As COVID-19 claims more victims, scientific models make headlines. We need these models to make informed decisions. But how can we tell whether a model can be trusted? The philosophy of science, it seems, has become a matter of life or death. Whether we are talking about traffic noise from a new highway or about climate change or a pandemic, scientists rely on models, which are simplified, mathematical representations of the real world. Models are approximations and omit details, but a good model will robustly output the quantities it was developed for.
Models do not always predict the future. This does not make them unscientific, but it makes them a target for science skeptics. I cannot even blame the skeptics, because scientists frequently praise correct predictions to prove a model’s worth. It isn’t originally their idea. Many eminent philosophers of science, including Karl Popper and Imre Lakatos, opined that correct predictions are a way of telling science from pseudoscience.
But correct predictions alone don’t make for a good scientific model. And the opposite is also true: a model can be good science without ever making predictions. Indeed, the models that matter most for political discourse are those that do not make predictions. Instead they produce “projections” or “scenarios” that, in contrast to predictions, are forecasts that depend on the course of action we will take. That is, after all, the reason we consult models: so we can decide what to do. But because we cannot predict political decisions themselves, the actual future trend is necessarily unpredictable.
This has become one of the major difficulties in explaining pandemic models. Dire predictions in March for COVID’s global death toll have not come true. But they were projections for the case in which we take no measures; they were not predictions.
Political decisions are not the only reason why a model may merely make contingent projections rather than definite predictions. Trends of global warming, for example, depend on the frequency and severity of volcanic eruptions, which themselves cannot currently be predicted. They also depend on technological progress, which itself depends on economic prosperity, which again depends, among many other things, on whether society is in the grasp of a pandemic. Sometimes asking for predictions is really asking for too much.
Predictions are also not enough to make for good science. Recall how each time a natural catastrophe happens, it turns out to have been “predicted” in a movie or a book. Given that most natural catastrophes are predictable to the extent that “eventually something like this will happen,” this is hardly surprising. But these are not predictions, they are scientifically meaningless prophecies because they are not based on a model whose methodology can be reproduced, and no one has tested whether the prophecies were better than random guesses.
Thus, predictions are neither necessary for a good scientific model nor sufficient to judge one. But why, then, were the philosophers so adamant that good science needs to make predictions? It’s not that they were wrong. It’s just that they were trying to address a different problem than what we are facing now.
Scientists tell good models from bad ones by statistical methods that are hard to communicate without equations. These methods depend on the type of model, the amount of data and the field of research. In short, it’s difficult. The rough answer is that a good scientific model accurately explains a lot of data with few assumptions. The fewer the assumptions and the better the fit to data, the better the model.
But the philosophers were not concerned with quantifying explanatory power. They were looking for a way to tell good science from bad science without having to dissect scientific details. And while correct predictions may not tell you whether a model is good science, they increase trust in the scientists’ conclusions because predictions prevent scientists from adding assumptions after they have seen the data. Thus, asking for predictions is a good rule of thumb, but it is a crude and error-prone criterion. And fundamentally it makes no sense. A model either accurately describes nature, or it doesn’t. At which moment in time a scientist made a calculation is irrelevant for the model’s relation to nature.
A confusion closely related to the idea that good science must make predictions is the belief that scientists should not update a model when new data come in. This can also be traced back to Popper & Co., who thought it is bad scientific practice. But of course, a good scientist updates their model when they get new data! This is the essence of the scientific method: When you learn something new, revise. In practice, this usually means recalibrating model parameters with new data. This is why we see regular updates of COVID case projections. What a scientist is not supposed to do is add so many assumptions that their model can fit any data. This would be a model with no explanatory power.

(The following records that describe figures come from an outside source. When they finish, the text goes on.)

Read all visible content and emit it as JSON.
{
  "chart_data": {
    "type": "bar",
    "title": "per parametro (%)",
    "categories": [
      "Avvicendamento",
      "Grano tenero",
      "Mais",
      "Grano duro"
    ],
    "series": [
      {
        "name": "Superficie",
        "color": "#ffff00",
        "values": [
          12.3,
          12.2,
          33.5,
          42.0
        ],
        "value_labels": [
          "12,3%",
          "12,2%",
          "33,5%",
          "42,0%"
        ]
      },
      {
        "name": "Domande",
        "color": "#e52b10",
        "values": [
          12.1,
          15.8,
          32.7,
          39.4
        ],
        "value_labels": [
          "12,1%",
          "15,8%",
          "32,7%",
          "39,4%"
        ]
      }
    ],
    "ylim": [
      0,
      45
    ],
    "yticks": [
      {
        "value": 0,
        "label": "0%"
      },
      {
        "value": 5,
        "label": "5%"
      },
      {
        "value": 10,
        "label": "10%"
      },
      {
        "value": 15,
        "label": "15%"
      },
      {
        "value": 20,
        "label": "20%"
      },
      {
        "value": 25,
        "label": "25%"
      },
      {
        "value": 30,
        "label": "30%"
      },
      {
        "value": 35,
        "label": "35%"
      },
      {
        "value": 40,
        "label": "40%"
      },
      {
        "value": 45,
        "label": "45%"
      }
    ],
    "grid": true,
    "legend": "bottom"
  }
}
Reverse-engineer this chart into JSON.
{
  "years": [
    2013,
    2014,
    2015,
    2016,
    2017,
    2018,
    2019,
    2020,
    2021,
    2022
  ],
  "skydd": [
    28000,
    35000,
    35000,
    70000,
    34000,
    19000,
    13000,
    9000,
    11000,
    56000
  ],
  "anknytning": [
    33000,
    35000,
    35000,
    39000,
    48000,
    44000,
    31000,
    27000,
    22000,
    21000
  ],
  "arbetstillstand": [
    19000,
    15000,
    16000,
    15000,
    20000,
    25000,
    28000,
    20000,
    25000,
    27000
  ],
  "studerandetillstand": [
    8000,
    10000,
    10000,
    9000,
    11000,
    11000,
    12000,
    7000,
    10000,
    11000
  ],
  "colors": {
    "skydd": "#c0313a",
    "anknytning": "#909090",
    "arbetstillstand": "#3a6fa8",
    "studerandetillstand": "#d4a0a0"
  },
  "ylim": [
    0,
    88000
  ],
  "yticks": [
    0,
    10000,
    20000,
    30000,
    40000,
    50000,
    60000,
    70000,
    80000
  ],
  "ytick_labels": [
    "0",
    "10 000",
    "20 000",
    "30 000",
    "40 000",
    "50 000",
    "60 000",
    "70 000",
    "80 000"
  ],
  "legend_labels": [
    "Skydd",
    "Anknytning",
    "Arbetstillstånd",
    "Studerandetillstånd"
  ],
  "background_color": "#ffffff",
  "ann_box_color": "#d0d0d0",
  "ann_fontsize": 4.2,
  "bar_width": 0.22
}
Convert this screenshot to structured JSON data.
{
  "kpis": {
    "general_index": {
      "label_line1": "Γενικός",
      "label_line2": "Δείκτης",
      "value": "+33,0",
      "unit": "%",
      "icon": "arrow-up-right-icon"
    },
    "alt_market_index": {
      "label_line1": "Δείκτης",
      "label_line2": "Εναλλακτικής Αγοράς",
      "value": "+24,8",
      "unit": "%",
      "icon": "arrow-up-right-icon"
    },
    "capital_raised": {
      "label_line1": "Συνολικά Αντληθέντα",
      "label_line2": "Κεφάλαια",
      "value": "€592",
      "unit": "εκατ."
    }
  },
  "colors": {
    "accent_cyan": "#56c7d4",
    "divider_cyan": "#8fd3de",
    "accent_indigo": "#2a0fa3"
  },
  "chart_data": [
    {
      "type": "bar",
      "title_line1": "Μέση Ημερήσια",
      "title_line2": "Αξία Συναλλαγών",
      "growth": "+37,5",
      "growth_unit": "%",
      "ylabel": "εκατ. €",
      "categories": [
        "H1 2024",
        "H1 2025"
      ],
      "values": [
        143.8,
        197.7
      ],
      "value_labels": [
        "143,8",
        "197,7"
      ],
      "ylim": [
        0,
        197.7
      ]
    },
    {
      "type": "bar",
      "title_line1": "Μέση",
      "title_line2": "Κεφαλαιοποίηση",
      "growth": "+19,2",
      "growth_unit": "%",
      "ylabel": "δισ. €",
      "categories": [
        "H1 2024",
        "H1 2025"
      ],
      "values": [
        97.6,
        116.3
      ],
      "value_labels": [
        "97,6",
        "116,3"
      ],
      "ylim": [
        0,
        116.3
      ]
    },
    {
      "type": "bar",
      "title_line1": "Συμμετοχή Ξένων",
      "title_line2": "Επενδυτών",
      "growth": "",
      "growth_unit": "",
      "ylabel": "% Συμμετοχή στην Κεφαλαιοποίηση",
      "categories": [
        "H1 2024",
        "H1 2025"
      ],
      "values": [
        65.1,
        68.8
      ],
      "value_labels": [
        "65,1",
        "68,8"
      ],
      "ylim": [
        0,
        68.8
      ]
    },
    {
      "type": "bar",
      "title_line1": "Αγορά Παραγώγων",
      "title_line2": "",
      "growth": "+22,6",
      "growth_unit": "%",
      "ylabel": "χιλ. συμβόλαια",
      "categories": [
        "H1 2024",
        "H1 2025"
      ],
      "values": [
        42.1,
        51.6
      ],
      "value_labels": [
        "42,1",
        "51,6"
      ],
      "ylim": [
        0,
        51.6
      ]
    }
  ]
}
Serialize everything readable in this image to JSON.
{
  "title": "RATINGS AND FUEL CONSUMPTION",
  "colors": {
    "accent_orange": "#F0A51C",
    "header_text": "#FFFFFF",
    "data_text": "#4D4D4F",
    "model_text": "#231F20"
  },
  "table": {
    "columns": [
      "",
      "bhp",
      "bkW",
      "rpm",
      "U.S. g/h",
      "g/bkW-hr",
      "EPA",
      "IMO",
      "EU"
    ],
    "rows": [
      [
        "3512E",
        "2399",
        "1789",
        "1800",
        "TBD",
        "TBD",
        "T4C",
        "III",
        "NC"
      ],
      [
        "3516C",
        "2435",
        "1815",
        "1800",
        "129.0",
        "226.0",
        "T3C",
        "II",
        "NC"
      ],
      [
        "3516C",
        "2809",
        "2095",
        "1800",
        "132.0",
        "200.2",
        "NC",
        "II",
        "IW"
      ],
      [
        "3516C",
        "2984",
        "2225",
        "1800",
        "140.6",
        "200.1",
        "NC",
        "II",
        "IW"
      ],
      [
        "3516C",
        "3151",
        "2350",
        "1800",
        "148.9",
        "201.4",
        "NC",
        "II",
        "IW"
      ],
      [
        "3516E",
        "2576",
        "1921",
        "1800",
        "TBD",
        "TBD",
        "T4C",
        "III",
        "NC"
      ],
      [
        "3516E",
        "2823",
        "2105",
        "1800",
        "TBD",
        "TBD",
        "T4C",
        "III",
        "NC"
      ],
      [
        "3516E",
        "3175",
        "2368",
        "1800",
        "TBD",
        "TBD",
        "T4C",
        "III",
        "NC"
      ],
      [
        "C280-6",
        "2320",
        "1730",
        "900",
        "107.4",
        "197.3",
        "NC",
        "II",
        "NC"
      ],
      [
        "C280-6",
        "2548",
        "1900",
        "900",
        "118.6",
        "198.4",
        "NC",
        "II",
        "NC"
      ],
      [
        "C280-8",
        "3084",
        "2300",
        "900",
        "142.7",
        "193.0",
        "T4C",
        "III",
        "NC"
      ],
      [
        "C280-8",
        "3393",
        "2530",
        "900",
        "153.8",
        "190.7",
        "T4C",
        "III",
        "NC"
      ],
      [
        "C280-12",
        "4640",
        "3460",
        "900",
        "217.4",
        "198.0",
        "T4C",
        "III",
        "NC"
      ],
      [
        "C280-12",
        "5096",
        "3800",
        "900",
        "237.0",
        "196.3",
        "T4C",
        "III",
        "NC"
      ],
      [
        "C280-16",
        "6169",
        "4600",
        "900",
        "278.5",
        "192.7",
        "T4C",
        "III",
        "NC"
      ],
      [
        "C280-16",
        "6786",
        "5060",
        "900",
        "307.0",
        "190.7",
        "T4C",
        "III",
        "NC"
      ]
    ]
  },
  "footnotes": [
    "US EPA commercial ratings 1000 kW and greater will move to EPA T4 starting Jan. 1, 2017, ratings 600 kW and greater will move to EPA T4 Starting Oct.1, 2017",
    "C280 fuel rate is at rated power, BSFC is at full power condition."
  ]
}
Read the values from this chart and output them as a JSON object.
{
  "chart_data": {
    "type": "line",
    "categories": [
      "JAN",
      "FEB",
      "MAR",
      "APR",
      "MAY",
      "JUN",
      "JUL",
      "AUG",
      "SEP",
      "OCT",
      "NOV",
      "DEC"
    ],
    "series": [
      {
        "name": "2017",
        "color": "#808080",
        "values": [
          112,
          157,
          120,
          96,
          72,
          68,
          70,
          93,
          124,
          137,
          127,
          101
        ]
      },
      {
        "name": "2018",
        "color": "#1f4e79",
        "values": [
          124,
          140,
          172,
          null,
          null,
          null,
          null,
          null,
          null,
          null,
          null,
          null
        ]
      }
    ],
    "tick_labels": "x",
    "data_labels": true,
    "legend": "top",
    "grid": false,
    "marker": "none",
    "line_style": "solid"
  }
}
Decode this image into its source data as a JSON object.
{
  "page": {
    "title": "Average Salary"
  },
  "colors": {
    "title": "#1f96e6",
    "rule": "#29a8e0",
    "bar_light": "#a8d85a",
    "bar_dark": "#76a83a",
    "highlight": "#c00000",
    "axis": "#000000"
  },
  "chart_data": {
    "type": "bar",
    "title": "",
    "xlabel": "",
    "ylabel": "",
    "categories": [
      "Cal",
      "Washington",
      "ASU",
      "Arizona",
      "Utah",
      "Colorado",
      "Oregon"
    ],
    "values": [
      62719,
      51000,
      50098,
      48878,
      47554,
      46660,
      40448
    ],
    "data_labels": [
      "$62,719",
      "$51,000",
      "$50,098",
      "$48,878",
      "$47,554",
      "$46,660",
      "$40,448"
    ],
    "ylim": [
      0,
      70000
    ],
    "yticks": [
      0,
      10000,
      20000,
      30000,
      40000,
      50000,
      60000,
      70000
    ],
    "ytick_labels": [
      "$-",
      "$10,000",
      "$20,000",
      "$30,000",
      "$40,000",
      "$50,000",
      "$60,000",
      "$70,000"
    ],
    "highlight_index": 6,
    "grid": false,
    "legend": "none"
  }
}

Understanding the role of predictions in science also matters for climate models. These models have correctly predicted many observed trends, from the increase of surface temperature, to stratospheric cooling, to sea ice melting. This fact is often used by scientists against climate change deniers. But the deniers then come back with some papers that made wrong predictions. In response, the scientists point out the wrong predictions were few and far between. The deniers counter there may have been all kinds of reasons for the skewed number of papers that have nothing to do with scientific merit. Now we are counting heads and quibbling about the ethics of scientific publishing rather than talking science. What went wrong? Predictions are the wrong argument.
A better answer to deniers is that climate models explain loads of data with few assumptions. The computationally simplest explanation for our observations is that the trends are caused by human carbon dioxide emission. It’s the hypothesis that has the most explanatory power.
In summary, to judge a scientific model, do not ask for predictions. Ask instead to what degree the data are explained by the model and how many assumptions were necessary for this. And most of all, do not judge a model by whether you like what it tells you.